The chairman of Myanmar's ruling party has conceded defeat in the country's first free general election in 25 years - with opposition leader Aung San Suu Kyi apparently set for victory.
The leader of the Union Solidarity and Development Party, Htay Oo, told Reuters: "We lost...we do accept the results without any reservations."
His comments came as Ms Suu Kyi's party, the National League for Democracy (NLD), announced it had won 44 of the 45 lower house seats and all 12 of the upper house seats in the capital Yangon, a party stronghold.
It also said it won all 38 seats in Ayeyarwaddy state, all but one of the 40 in Bago, and 11 out of 19 lower house seats and all 10 upper house seats in Mon state.
The trend was reportedly expected to continue in the remaining 10 states.
Earlier, NLD spokesman Win Htein said the party had won about 70% of the votes counted, while another spokesman Nyan Win put the number at 90%.
Undeterred by a thunderstorm, hundreds of NLD supporters gathered at the the party's headquarters in Yangon to celebrate the historic vote.
:: Aung San Suu Kyi Serene Amid Election Day Chaos
However, no results have been officially announced and in a speech at the NLD headquarters, Ms Suu Kyi said: "It is still a bit early to congratulate our candidates who will be the winners."
She added: "I want to remind you all that even candidates who didn't win have to accept the winners but it is important not to provoke the candidates who didn't win to make them feel bad."
Ms Suu Kyi - known simply as The Lady by many - is barred from becoming president but has said she would be the power behind the new leader.
But the military is still guaranteed key ministerial positions, can take over the government in certain circumstances and has a grip on Myanmar's economy through holding companies.
The US State Department said it welcomed the general election as a victory for the country's people.
But it cautioned it would watch for the democratic process to move forward before making any adjustments to American sanctions.
A spokesman said the transition from the current government to the future administration "is going to have to be credible" if the US and international community is going to "provide the support to Burma its people need and leaders want".
Reporting from Yangon, Sky's Asia Correspondent Katie Stallard said: "People started gathering as the results began coming in and they have kept coming.
"There has been torrential rain, a very heavy thunderstorm overhead - nobody here cares.
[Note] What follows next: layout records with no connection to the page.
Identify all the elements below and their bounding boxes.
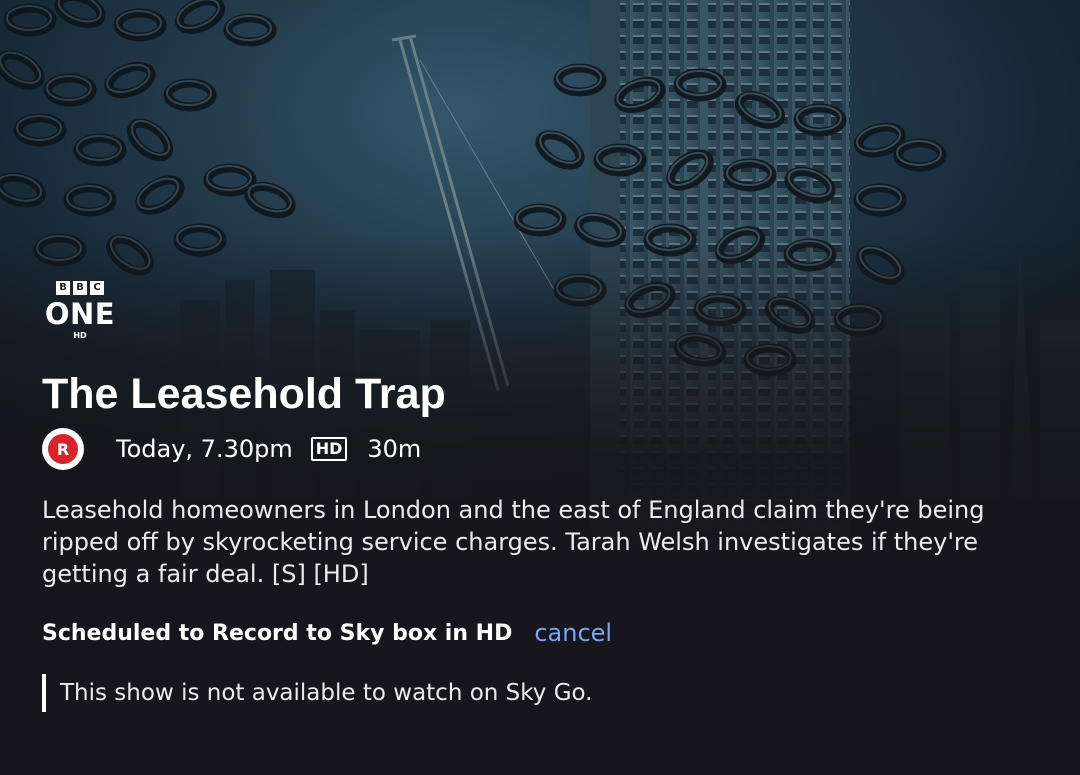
channel-name: ONE [44,297,116,331]
record-icon: R [42,428,84,470]
record-icon-letter: R [48,434,78,464]
programme-title: The Leasehold Trap [42,370,446,418]
programme-synopsis: Leasehold homeowners in London and the e… [42,496,985,588]
recording-status-row: Scheduled to Record to Sky box in HD can… [42,616,612,650]
duration: 30m [367,435,422,463]
broadcast-time: Today, 7.30pm [116,435,293,463]
hd-badge: HD [310,437,348,461]
notice-accent-bar [42,674,46,712]
programme-meta: R Today, 7.30pm HD 30m [42,428,421,470]
availability-notice: This show is not available to watch on S… [42,674,593,712]
notice-text: This show is not available to watch on S… [60,680,593,706]
bbc-block-b1: B [56,281,70,295]
bbc-logo-blocks: B B C [56,281,104,295]
cancel-recording-link[interactable]: cancel [534,619,612,647]
hero-bottom-fade [0,0,1080,560]
recording-status: Scheduled to Record to Sky box in HD [42,620,513,646]
channel-quality: HD [73,331,87,340]
hero-image [0,0,1080,560]
bbc-block-b2: B [73,281,87,295]
channel-logo: B B C ONE HD [42,281,118,345]
programme-details-screen: B B C ONE HD The Leasehold Trap R Today,… [0,0,1080,775]
bbc-block-c: C [90,281,104,295]
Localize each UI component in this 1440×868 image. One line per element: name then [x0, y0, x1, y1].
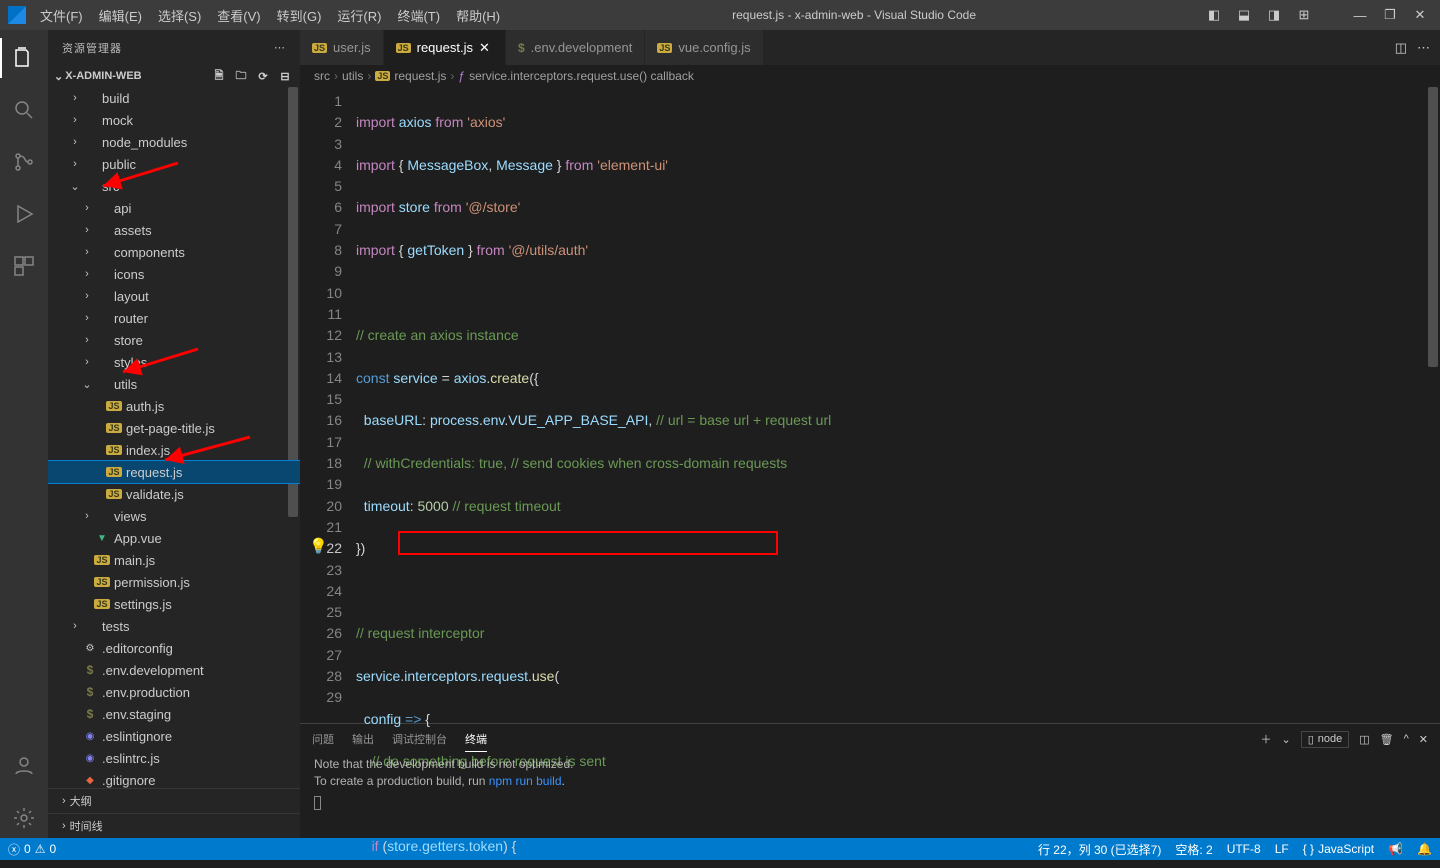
tree-folder[interactable]: ›router	[48, 307, 300, 329]
tree-file[interactable]: $.env.staging	[48, 703, 300, 725]
menu-run[interactable]: 运行(R)	[331, 4, 387, 27]
file-tree: ›build›mock›node_modules›public⌄src›api›…	[48, 87, 300, 788]
editor-tab[interactable]: JSvue.config.js	[645, 30, 763, 65]
menu-terminal[interactable]: 终端(T)	[391, 4, 446, 27]
tree-folder[interactable]: ›public	[48, 153, 300, 175]
new-file-icon[interactable]: 🗎	[210, 67, 228, 85]
timeline-section[interactable]: ›时间线	[48, 813, 300, 838]
breadcrumb[interactable]: src› utils› JSrequest.js› ƒservice.inter…	[300, 65, 1440, 87]
tree-folder[interactable]: ›build	[48, 87, 300, 109]
tree-folder[interactable]: ›store	[48, 329, 300, 351]
tree-file[interactable]: JSget-page-title.js	[48, 417, 300, 439]
layout-panel-left-icon[interactable]: ◧	[1202, 3, 1226, 27]
menu-goto[interactable]: 转到(G)	[271, 4, 328, 27]
tree-folder[interactable]: ›layout	[48, 285, 300, 307]
window-title: request.js - x-admin-web - Visual Studio…	[506, 8, 1202, 22]
activity-bar	[0, 30, 48, 838]
close-window-icon[interactable]: ✕	[1408, 3, 1432, 27]
tree-folder[interactable]: ›tests	[48, 615, 300, 637]
run-debug-icon[interactable]	[0, 194, 48, 234]
lightbulb-icon[interactable]: 💡	[309, 536, 328, 557]
new-folder-icon[interactable]: 🗀	[232, 67, 250, 85]
split-editor-icon[interactable]: ◫	[1395, 40, 1407, 56]
editor-tab[interactable]: JSrequest.js✕	[384, 30, 506, 65]
settings-gear-icon[interactable]	[0, 798, 48, 838]
title-bar: 文件(F) 编辑(E) 选择(S) 查看(V) 转到(G) 运行(R) 终端(T…	[0, 0, 1440, 30]
editor-tab[interactable]: $.env.development	[506, 30, 645, 65]
menu-select[interactable]: 选择(S)	[152, 4, 207, 27]
editor-scrollbar[interactable]	[1428, 87, 1438, 367]
editor-area: JSuser.jsJSrequest.js✕$.env.developmentJ…	[300, 30, 1440, 838]
tab-problems[interactable]: 问题	[312, 727, 334, 751]
tree-folder[interactable]: ›api	[48, 197, 300, 219]
window-controls: ◧ ⬓ ◨ ⊞ — ❐ ✕	[1202, 3, 1432, 27]
search-icon[interactable]	[0, 90, 48, 130]
maximize-icon[interactable]: ❐	[1378, 3, 1402, 27]
tree-file[interactable]: ◆.gitignore	[48, 769, 300, 788]
highlight-annotation	[398, 531, 778, 555]
tree-file[interactable]: ▼App.vue	[48, 527, 300, 549]
tree-folder[interactable]: ⌄src	[48, 175, 300, 197]
menu-edit[interactable]: 编辑(E)	[93, 4, 148, 27]
tree-folder[interactable]: ›views	[48, 505, 300, 527]
project-header[interactable]: ⌄ X-ADMIN-WEB 🗎 🗀 ⟳ ⊟	[48, 65, 300, 87]
refresh-icon[interactable]: ⟳	[254, 67, 272, 85]
tree-file[interactable]: ⚙.editorconfig	[48, 637, 300, 659]
minimize-icon[interactable]: —	[1348, 3, 1372, 27]
explorer-title: 资源管理器	[62, 40, 122, 56]
tree-file[interactable]: JSvalidate.js	[48, 483, 300, 505]
tree-file[interactable]: $.env.production	[48, 681, 300, 703]
collapse-icon[interactable]: ⊟	[276, 67, 294, 85]
tree-file[interactable]: $.env.development	[48, 659, 300, 681]
tree-folder[interactable]: ›components	[48, 241, 300, 263]
accounts-icon[interactable]	[0, 746, 48, 786]
status-errors[interactable]: ⓧ 0 ⚠ 0	[8, 841, 56, 858]
tree-file[interactable]: ◉.eslintrc.js	[48, 747, 300, 769]
layout-panel-bottom-icon[interactable]: ⬓	[1232, 3, 1256, 27]
tree-folder[interactable]: ›node_modules	[48, 131, 300, 153]
tree-file[interactable]: JSsettings.js	[48, 593, 300, 615]
vscode-logo-icon	[8, 6, 26, 24]
sidebar-explorer: 资源管理器 ⋯ ⌄ X-ADMIN-WEB 🗎 🗀 ⟳ ⊟ ›build›moc…	[48, 30, 300, 838]
tree-folder[interactable]: ›mock	[48, 109, 300, 131]
tree-file[interactable]: JSrequest.js	[48, 461, 300, 483]
more-icon[interactable]: ⋯	[274, 41, 286, 54]
tree-file[interactable]: JSauth.js	[48, 395, 300, 417]
layout-panel-right-icon[interactable]: ◨	[1262, 3, 1286, 27]
tree-folder[interactable]: ⌄utils	[48, 373, 300, 395]
layout-grid-icon[interactable]: ⊞	[1292, 3, 1316, 27]
tree-folder[interactable]: ›icons	[48, 263, 300, 285]
tree-file[interactable]: ◉.eslintignore	[48, 725, 300, 747]
menu-view[interactable]: 查看(V)	[211, 4, 266, 27]
outline-section[interactable]: ›大纲	[48, 788, 300, 813]
editor[interactable]: 1234567891011121314151617181920212223242…	[300, 87, 1440, 723]
extensions-icon[interactable]	[0, 246, 48, 286]
tree-file[interactable]: JSindex.js	[48, 439, 300, 461]
menu-file[interactable]: 文件(F)	[34, 4, 89, 27]
close-tab-icon[interactable]: ✕	[479, 40, 493, 56]
editor-tab[interactable]: JSuser.js	[300, 30, 384, 65]
tree-file[interactable]: JSpermission.js	[48, 571, 300, 593]
tree-folder[interactable]: ›styles	[48, 351, 300, 373]
explorer-icon[interactable]	[0, 38, 48, 78]
tree-folder[interactable]: ›assets	[48, 219, 300, 241]
tree-file[interactable]: JSmain.js	[48, 549, 300, 571]
editor-tabs: JSuser.jsJSrequest.js✕$.env.developmentJ…	[300, 30, 1440, 65]
tab-more-icon[interactable]: ⋯	[1417, 40, 1430, 56]
menu-bar: 文件(F) 编辑(E) 选择(S) 查看(V) 转到(G) 运行(R) 终端(T…	[34, 4, 506, 27]
source-control-icon[interactable]	[0, 142, 48, 182]
menu-help[interactable]: 帮助(H)	[450, 4, 506, 27]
They are dancing to NLD songs, they are applauding campaign videos on the big screen and they are delighted because of what they believe is a great victory."
The election marks a huge step in Myanmar's journey from military dictatorship to democracy and a moment Nobel peace laureate Ms Suu Kyi, who spent years under house arrest, will savour.
The country faces a period of uncertainty as the NLD and other emerging parties negotiate sharing power with the armed forces, which get one-quarter of parliament's seats under the military-drafted constitution.